For the record, I don’t normally have monkeys, either living or stuffed dog toy varieties in my bedroom. I don’t typically have dog toys in the bedroom. But Beloved has no qualms about bringing in the four-footed one’s toys and tossing them on the bed if he plans on reading in bed late at night. Evidently he also has no qualms about allowing the four-footed one to jump and walk on me. (He forgot that with my medication I bruise very easily and so I have bruises the size of her paws on my body.)
Did I mention that this light, the one with the monkey hanging from it is rather high up from the bed? Beloved’s answer to my raised eyebrow was that the four-footed one was playing with the monkey. As if she just threw it up there all on her own. Next he will be telling me she jumped up there all on her own!
Right now neither Beloved nor the four-footed one are talking.

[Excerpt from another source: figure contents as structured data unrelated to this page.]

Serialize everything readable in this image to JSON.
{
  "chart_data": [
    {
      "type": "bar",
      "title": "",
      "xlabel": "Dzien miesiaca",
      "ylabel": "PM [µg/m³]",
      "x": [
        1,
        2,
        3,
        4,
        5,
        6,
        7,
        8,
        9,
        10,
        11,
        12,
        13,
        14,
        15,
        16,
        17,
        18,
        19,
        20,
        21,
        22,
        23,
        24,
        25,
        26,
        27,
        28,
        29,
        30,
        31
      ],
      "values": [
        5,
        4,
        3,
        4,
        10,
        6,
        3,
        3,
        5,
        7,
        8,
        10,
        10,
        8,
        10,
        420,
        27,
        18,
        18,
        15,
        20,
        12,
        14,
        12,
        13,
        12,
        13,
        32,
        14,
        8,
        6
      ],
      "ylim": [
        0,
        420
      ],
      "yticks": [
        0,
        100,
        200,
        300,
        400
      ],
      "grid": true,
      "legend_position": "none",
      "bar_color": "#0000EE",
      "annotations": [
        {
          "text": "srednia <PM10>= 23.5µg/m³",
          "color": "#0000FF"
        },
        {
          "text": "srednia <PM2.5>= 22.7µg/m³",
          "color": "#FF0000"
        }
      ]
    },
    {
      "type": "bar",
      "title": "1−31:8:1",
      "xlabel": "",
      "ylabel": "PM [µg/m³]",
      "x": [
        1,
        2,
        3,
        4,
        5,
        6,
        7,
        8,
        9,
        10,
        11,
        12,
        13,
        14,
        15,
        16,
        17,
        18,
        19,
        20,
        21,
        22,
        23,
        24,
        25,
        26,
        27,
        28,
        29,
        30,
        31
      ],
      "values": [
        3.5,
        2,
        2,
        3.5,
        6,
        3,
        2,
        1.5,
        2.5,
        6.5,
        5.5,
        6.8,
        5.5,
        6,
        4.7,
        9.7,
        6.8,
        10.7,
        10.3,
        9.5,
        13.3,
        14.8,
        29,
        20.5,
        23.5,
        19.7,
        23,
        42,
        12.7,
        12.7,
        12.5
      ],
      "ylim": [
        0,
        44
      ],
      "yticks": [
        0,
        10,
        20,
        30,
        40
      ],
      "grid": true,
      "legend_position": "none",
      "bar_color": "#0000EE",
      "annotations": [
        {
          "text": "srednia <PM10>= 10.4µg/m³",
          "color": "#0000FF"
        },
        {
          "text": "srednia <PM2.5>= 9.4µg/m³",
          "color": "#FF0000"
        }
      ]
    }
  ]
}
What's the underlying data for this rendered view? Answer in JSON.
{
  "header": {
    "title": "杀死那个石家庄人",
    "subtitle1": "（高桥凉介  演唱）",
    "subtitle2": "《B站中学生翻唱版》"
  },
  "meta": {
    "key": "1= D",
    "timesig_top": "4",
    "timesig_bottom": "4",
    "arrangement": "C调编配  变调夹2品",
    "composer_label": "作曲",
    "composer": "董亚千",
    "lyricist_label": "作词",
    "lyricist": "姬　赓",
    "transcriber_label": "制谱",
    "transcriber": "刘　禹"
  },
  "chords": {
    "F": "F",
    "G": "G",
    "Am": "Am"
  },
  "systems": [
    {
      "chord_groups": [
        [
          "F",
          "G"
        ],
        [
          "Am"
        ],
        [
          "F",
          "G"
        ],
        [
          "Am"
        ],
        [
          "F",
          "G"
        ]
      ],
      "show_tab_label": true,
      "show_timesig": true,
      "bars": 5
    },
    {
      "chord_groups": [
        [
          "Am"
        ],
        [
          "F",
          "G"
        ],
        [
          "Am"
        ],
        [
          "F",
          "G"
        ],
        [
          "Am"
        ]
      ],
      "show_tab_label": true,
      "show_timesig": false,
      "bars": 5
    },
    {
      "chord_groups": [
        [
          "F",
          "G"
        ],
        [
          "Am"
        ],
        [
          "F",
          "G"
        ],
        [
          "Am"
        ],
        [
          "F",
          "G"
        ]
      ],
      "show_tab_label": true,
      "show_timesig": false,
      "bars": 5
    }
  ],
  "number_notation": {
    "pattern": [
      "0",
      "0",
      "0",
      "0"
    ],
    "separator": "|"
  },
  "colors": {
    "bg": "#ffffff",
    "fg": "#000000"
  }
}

And the monkey, while he’s just silently hanging around.
Who knew ice cubes could be so amazing? Sure they cool your drink on a hot day. And yes they can help make jello thicken faster with their magic cooling power. And let’s not forget about their numbing effect when placed, after being wrapped up, on a bruise or swollen body.
But until,today I had no idea that one, simple ice-cube could be so amazing. The four-footed one decided today was the day to avoid her water dish. It also happened to be very warm. So I decided to give her an ice-cube. I placed it in her water dish, which evidently was the wrong thing to do.
She fished it out with her paw and proceeded to get push it all over the ground with her nose. Now and then she would lick the ice-cube before pushing it bit more. Soemtimes she licked up the melted puddling bits off the ground. When it became a very small fraction of its former self, she picked it up in her mouth and happily crunched it up.
The one ice-cube had not only given her liquid to drink, but a toy to play with while she got exercise. And she practiced her fishing skills too!